Lara Maggi, brillante studentessa di Liceo classico, percepisce anche lei i libri come fossero persone a cui prestare ascolto: “I libri per me sono come degli amici che mi raccontano storie di vario genere, persone che dicono il loro parere, che mostrano quello che hanno appreso nella vita”. Lara tra le storie predilige quelle fantastiche, affermando che: “Aprono la mente verso l’immaginazione”.

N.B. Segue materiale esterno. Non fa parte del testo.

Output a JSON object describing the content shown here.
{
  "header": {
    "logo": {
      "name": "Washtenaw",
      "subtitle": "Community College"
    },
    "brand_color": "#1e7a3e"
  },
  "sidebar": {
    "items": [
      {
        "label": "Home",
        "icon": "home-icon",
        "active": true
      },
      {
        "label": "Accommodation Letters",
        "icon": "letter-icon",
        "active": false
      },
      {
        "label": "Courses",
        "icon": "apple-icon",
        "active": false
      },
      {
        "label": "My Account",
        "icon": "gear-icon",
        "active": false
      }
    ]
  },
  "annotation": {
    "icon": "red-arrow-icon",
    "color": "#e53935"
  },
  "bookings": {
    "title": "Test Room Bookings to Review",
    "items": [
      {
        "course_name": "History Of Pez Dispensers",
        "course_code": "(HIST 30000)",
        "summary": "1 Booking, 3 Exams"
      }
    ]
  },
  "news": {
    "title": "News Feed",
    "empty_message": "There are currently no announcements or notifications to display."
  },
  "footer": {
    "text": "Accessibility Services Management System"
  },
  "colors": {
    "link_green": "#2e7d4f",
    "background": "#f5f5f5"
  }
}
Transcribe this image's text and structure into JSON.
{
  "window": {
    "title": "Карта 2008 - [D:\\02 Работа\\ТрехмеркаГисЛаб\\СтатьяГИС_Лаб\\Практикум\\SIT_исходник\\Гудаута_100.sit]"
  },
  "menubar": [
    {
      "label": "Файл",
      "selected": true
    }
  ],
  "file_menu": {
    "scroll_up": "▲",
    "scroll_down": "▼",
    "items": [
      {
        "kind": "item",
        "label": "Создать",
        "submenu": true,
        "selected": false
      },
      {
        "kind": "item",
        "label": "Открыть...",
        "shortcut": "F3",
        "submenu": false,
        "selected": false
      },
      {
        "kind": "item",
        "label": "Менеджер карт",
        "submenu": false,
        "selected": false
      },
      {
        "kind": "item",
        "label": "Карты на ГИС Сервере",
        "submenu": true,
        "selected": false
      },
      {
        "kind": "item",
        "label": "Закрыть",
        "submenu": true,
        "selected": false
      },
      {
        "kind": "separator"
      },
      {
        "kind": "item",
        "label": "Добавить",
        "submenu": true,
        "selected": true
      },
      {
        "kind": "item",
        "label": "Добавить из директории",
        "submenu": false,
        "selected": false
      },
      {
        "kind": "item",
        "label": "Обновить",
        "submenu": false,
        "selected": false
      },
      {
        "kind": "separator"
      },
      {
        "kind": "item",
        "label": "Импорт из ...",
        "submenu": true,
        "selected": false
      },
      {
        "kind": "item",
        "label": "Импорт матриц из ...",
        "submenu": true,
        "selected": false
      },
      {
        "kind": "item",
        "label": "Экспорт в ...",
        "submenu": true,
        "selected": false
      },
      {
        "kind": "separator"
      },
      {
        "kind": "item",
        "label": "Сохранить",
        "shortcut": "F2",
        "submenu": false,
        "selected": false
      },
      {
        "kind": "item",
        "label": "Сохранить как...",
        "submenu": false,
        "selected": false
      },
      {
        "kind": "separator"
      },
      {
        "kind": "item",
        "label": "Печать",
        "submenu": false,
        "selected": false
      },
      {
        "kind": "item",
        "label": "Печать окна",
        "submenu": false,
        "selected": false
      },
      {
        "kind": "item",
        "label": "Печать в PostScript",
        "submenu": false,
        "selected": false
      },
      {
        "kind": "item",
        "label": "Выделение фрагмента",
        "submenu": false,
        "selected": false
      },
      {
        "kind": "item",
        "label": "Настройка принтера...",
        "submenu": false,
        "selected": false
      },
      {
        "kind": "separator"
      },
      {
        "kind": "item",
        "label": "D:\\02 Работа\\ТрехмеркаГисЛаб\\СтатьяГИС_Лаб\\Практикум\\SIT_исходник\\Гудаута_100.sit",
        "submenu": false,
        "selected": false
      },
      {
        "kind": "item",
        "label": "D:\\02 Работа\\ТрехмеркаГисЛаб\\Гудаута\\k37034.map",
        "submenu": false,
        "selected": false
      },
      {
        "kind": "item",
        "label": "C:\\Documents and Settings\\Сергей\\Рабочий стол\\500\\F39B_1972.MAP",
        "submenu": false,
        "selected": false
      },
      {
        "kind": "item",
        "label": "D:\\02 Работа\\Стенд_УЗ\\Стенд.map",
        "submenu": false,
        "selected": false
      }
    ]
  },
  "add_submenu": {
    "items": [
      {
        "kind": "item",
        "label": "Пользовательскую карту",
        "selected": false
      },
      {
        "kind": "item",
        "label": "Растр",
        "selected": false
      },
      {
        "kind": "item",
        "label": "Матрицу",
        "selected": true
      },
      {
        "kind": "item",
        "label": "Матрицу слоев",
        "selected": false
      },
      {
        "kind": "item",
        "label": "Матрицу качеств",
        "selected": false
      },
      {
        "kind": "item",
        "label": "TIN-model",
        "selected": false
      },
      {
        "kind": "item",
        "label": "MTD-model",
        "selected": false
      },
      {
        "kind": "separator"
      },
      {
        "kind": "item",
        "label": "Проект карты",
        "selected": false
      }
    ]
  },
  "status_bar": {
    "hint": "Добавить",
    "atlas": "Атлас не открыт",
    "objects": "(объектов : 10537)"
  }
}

I libri rendono le persone integrate, informate e libere
Emiliano Mereghetti, ricercatore di storia, lingua e cultura sorda, profondo conoscitore e insegnante di Lingua dei segni che, lavorando in banca, riesce a guadagnarsi ciò che gli consente di vivere e acquistare i libri, afferma: “I libri per me rappresentano la libertà di comunicazione, che nel nostro caso è importante, è un modo per essere integrati. La cultura è importante per ogni individuo, l’ignoranza fa paura”. Federica Pea, psicologa specializzata sulla sordità, narra come i libri l’abbiano segnata fin da bambina: “In particolare le fiabe, in un’epoca in cui mi sentivo sola e isolata dal mondo. I libri erano il mio rifugio per sognare, per viaggiare a occhi aperti, per apprendere cose nuove”. Anna Lingiardi, laureata in Farmacia e specializzata in Master di Scienza&Tecnologia sul controllo qualità degli alimenti, è perentoria: “I libri rappresentano la possibilità più elevata che ha l’uomo per essere veramente libero”. E prosegue: “Non c’è limite alla creatività linguistica e pure io con la mia sordità posso averla scegliendo le parole con cura, in base al significante e al significato, e alla persona a cui le esprimo”.
Ho domandato infine ai miei compagni di strada dell’Arcipelago Sordità quali aggettivi userebbero per definire i libri; hanno snocciolato così questo elenco di bellissimi attributi. I libri possono essere: fragranti, pazienti, vissuti, avvincenti, necessari (2 volte), insostituibili, informativi, interessanti (2 volte), affascinanti, acculturanti, intensi, liberi, immortali, misteriosi, intriganti, magici, calmanti, esplorativi, curiosi.
Alla luce delle riflessioni sviluppate sin qui, attraverso i libri con le loro immagini e parole scritte, che peraltro oggi possono essere fissate su una pluralità di supporti – da quelli di tipo cartaceo a quelli informatici – nelle persone con sordità possono svilupparsi:

– il linguaggio verbale, sia sul piano del vocabolario che della sintassi;

– l’abilità di cogliere nell’ambiente dettagli anche secondari attraverso il canale visivo;

– la propensione a immaginare relazioni e nessi tra fatti e fra persone;

– l’apertura verso mondi possibili, oltre il dato e lo scontato.

Ai bambini con sordità credo che non possa esser fatto dono più grande di poter accedere a una montagna (!) di libri scelti con cura, volumi che racchiudano immagini che siano veramente belle e parole che corrispondano alla loro sete di apprendere, conoscere ed esplorare se stessi, gli altri e il mondo.